In Dec 2017, Keppel Corp reached a global resolution with the authorities in US, Brazil and Singapore over the issue and was fined a total of $570M. On the other hand, SembCorp Marine has neither been cleared of all wrongdoings nor reached a similar resolution with the authorities to date (see the latest news on this matter). Having paid a heavy fine to put the issue behind it, there is no reason for Keppel Corp to want to be mired in the corruption allegations again.

3. Debts

At the current share price of $1.26, taking over SembCorp Marine will cost Keppel Corp $2.63B. In addition, Keppel Corp has to assume SembCorp Marine’s net debt of $3.33B. As at end Jun 2019, Keppel Corp’s net debt is $9.47B, representing a net gearing ratio of 0.82 times. Taking over SembCorp Marine would have increased Keppel Corp’s net debts to $15.43B, pushing its net gearing ratio to 1.33 times.

Conclusion

SembCorp Marine needs orders and money, which Keppel Corp is not able to provide. On the other hand, Keppel Corp does not need the additional capacity, corruption allegations and debts that SembCorp Marine brings. This suggests that Keppel Corp is unlikely to take over SembCorp Marine, no matter how compatible the market thinks they are.

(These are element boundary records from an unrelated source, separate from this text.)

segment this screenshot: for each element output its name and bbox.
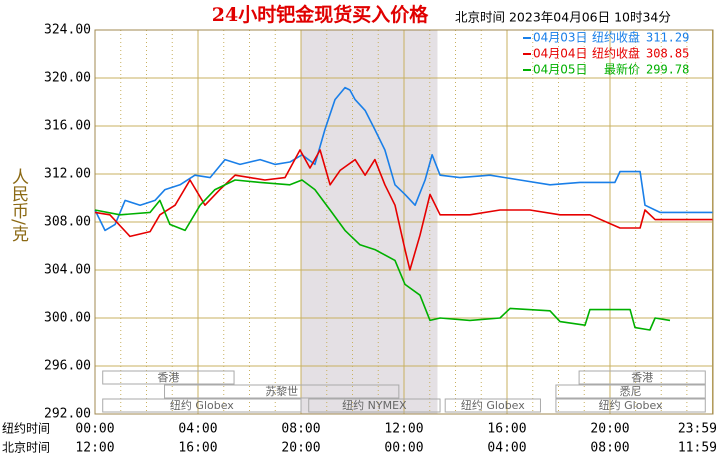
x-tick-label: 04:00: [178, 422, 217, 437]
legend-name: 04月04日: [533, 47, 588, 61]
x-tick-label: 08:00: [281, 422, 320, 437]
x2-tick-label: 08:00: [590, 441, 629, 456]
series-line: [94, 86, 713, 232]
session-box: [102, 398, 302, 413]
y-tick-label: 320.00: [44, 71, 91, 86]
y-tick-label: 308.00: [44, 215, 91, 230]
x2-tick-label: 16:00: [178, 441, 217, 456]
x-tick-label: 20:00: [590, 422, 629, 437]
session-label: 纽约 Globex: [461, 398, 525, 412]
session-label: 纽约 Globex: [170, 398, 234, 412]
x-tick-label: 12:00: [384, 422, 423, 437]
legend-value: 311.29: [646, 31, 689, 45]
y-tick-label: 296.00: [44, 359, 91, 374]
series-line: [94, 149, 713, 271]
x-row-label: 纽约时间: [2, 421, 50, 436]
y-tick-label: 312.00: [44, 167, 91, 182]
x-tick-label: 00:00: [75, 422, 114, 437]
session-box: [555, 384, 706, 399]
chart-subtitle: 北京时间 2023年04月06日 10时34分: [455, 10, 671, 25]
x2-tick-label: 20:00: [281, 441, 320, 456]
legend-name: 04月03日: [533, 31, 588, 45]
legend-name: 04月05日: [533, 63, 588, 77]
session-label: 香港: [157, 371, 179, 384]
session-label: 纽约 NYMEX: [342, 398, 407, 412]
x2-row-label: 北京时间: [2, 441, 50, 455]
session-label: 香港: [631, 371, 653, 384]
session-box: [555, 398, 706, 413]
x2-tick-label: 11:59: [678, 441, 717, 456]
y-tick-label: 300.00: [44, 311, 91, 326]
session-label: 纽约 Globex: [599, 398, 663, 412]
x2-tick-label: 00:00: [384, 441, 423, 456]
chart-title: 24小时钯金现货买入价格: [212, 3, 429, 26]
legend-value: 299.78: [646, 63, 689, 77]
x2-tick-label: 04:00: [487, 441, 526, 456]
legend-value: 308.85: [646, 47, 689, 61]
y-axis-label: 人民币/克: [8, 168, 29, 242]
x-tick-label: 23:59: [678, 422, 717, 437]
legend-note: 最新价: [604, 62, 640, 77]
x2-tick-label: 12:00: [75, 441, 114, 456]
legend-note: 纽约收盘: [592, 46, 640, 61]
session-label: 悉尼: [620, 385, 642, 398]
session-box: [102, 370, 235, 385]
x-tick-label: 16:00: [487, 422, 526, 437]
session-box: [164, 384, 400, 399]
y-tick-label: 316.00: [44, 119, 91, 134]
series-line: [94, 179, 671, 331]
y-tick-label: 304.00: [44, 263, 91, 278]
session-box: [308, 398, 441, 413]
y-tick-label: 324.00: [44, 23, 91, 38]
plot-border: [94, 29, 714, 415]
session-label: 苏黎世: [265, 384, 298, 398]
legend-note: 纽约收盘: [592, 30, 640, 45]
session-box: [578, 370, 706, 385]
session-box: [444, 398, 541, 413]
y-tick-label: 292.00: [44, 407, 91, 422]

As things stand now, SembCorp Marine is not an attractive takeover target for Keppel Corp. It needs to resolve the corruption allegations and perhaps also raise some cash to pare down the debts.

What is the clearest sign that a boy does not wish to marry a girl?

It is when he goes off to marry another girl instead! Well, that was what Keppel Corp did when it bought M1 for $1.23B in collaboration with SPH in Apr 2019.

P.S. I am vested in Keppel Corp.

Editor’s notes: Extra case studies on valuations of companies can be read here and here.

  • I don’t think keppel corp should take on more debt. Also keppel corp share price hasn’t ready improved over the past 4-5 years 🙁

    • Hi Kara, just want to be clear here. We are not recommending this stock nor will we ever recommend one. This is simply a thought process meant to educate people.